Thierry Fournier
Text about the Closed Circuit performance.
First of the seven performances that make up Outside Lectures, Closed Circuit suggests a spatial configuration and a specific relationship with the audience right from the outset. Audience members are invited to sit down in a somewhat circular arrangement, adjusted each time to the location. As with all of Outside Lecture‘s set-ups, Closed Circuit‘s very medium—the television set—is in plain sight. Set to TF1, it is on when spectators enter the room, and positioned such that they can only see the image when they enter the space, its back facing them when seated. An empty chair stands in front of the TV set. The sound is turned up; it’s 7.45pm. The audience waits a good five minutes, facing a television set that pumps out the usual pre-prime-time shows at an almost unbearable volume: artless miniseries, advertisements, like in a bar when it’s football time or in a retirement home’s common quarters. At 7.50pm, the performer quickly enters the room and sits facing the TV, followed by its guard cum technician who plugs a pair of headphones into the TV set and puts them over the performer’s ears. From this moment on, the only thing the audience will hear or see is the performer and their voice, deprived of both the station’s sound and image.

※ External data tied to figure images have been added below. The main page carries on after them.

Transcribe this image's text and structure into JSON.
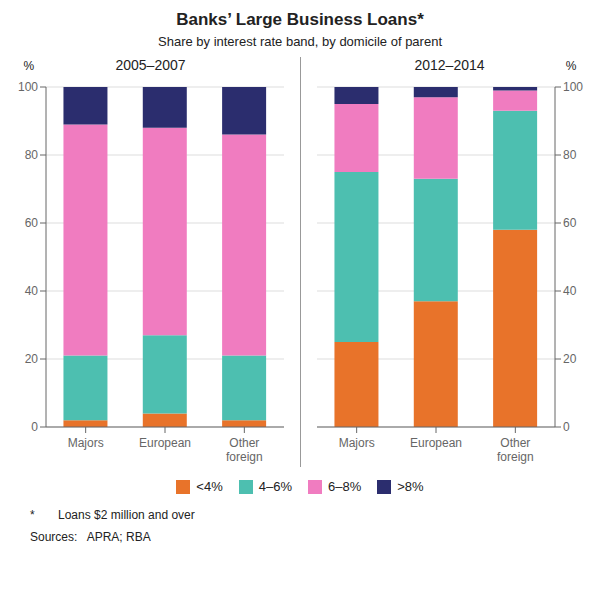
{
  "title": "Banks’ Large Business Loans*",
  "subtitle": "Share by interest rate band, by domicile of parent",
  "annotations": [
    "*       Loans $2 million and over",
    "Sources:   APRA; RBA"
  ],
  "chart_data": [
    {
      "type": "bar",
      "title": "2005–2007",
      "stacked": true,
      "grid": true,
      "legend": "bottom",
      "ylabel": "%",
      "categories": [
        "Majors",
        "European",
        "Other\nforeign"
      ],
      "series": [
        {
          "name": "<4%",
          "color": "#E8732A",
          "values": [
            2,
            4,
            2
          ]
        },
        {
          "name": "4–6%",
          "color": "#4DBFB0",
          "values": [
            19,
            23,
            19
          ]
        },
        {
          "name": "6–8%",
          "color": "#F07CC0",
          "values": [
            68,
            61,
            65
          ]
        },
        {
          "name": ">8%",
          "color": "#2B2D6E",
          "values": [
            11,
            12,
            14
          ]
        }
      ],
      "ylim": [
        0,
        100
      ],
      "yticks": [
        0,
        20,
        40,
        60,
        80,
        100
      ]
    },
    {
      "type": "bar",
      "title": "2012–2014",
      "stacked": true,
      "grid": true,
      "legend": "bottom",
      "ylabel": "%",
      "categories": [
        "Majors",
        "European",
        "Other\nforeign"
      ],
      "series": [
        {
          "name": "<4%",
          "color": "#E8732A",
          "values": [
            25,
            37,
            58
          ]
        },
        {
          "name": "4–6%",
          "color": "#4DBFB0",
          "values": [
            50,
            36,
            35
          ]
        },
        {
          "name": "6–8%",
          "color": "#F07CC0",
          "values": [
            20,
            24,
            6
          ]
        },
        {
          "name": ">8%",
          "color": "#2B2D6E",
          "values": [
            5,
            3,
            1
          ]
        }
      ],
      "ylim": [
        0,
        100
      ],
      "yticks": [
        0,
        20,
        40,
        60,
        80,
        100
      ]
    }
  ]
}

The performance lasts roughly 12 minutes, enough time to cover ads, the weather, ads again, and then the intro sequence to the 8pm TV news bulletin and presentation of the first item. During this time and in a continuous manner, the performer must repeat everything they hear and describe absolutely everything they see. The task is, of course, physically impossible given the audio and visual information’s density, ubiquity and simultaneousness. A simple protocol has been established, which in short means giving priority to the visual: don’t miss a single spoken message, describe visuals as soon as the voice cuts off, even if its only momentary; break off speaking as soon as a new shot appears to describe it, even if the previous description has not finished. It’s worth remarking that in this context and with this protocol, even the performer cannot hear what she’s saying, having been reduced to a mere reflex mechanism linking cognition and description. Perception’s central apparatus kicks in after this, to establish a spontaneous hierarchy of the most striking visual and audio elements. Via their description, it produces a kind of “perceptual summary” of this extremely dense and chaotic moment in the televised day: a constant semantic grinding, yet one from which ever-comprehensible voices, subjects and images curiously emerge. What’s more, talking with headphones on, the performer tends to scream rather than speak and thus becomes a sort of living loud-speaker, availing the public of the continuous chaos of stimuli that she ingurgitates, becoming the human relay for content that is always imposed from without. After a twelve-minute sprint, at roughly 8.03pm, the guard cum technician who had remained at his post on the chair during the performance, gets up and quickly makes his way towards the performer, breaking the exercise off abruptly with the press of a button on the TV remote. The flow ceases, the headphones are put away; the performer rests for a moment before going onto the next performance.
A form of “writing” is thus constructed on the fly, in real time, from the television’s raw content, in the absurd haste of live broadcasting, ousted with extreme violence onto the TV viewer. In turn, the mental and physical tension needed for this exercise produces a relatively accurate portrayal of the television vacuuming the performer’s “available intellect” (cerveau disponible—see note). The exercise could also be described as the converse application of Jean-Luc Godard’s adage (“The only thing to be done with the TV news bulletin is to play it twice”). By reducing the performer to a sort of funnel, shouldering all voices and images alone, the set-up also suggests that this general flow could be the product of one voice or in the least of one thought; as if the television itself was an author and therefore that the question of who is speaking could—and should—be raised.
(1) Who could forget the following statement from a 2004 interview of Patrick Le Lay, then managing director of TF1: “There are many ways to talk about television. But from a business perspective let’s be realistic: at bottom, TF1’s business is to help Coca-Cola, for instance, sell its products. […] For an advertiser’s message to get through, TV viewers’ brains need to be available. The purpose of our shows is to make these brains available, in other words to entertain them, relax them to prepare them in between two messages. What we sell to Coca-Cola is available human brain time.” Translated from Les dirigeants face au changement, Éditions du Huitième jour, 2004.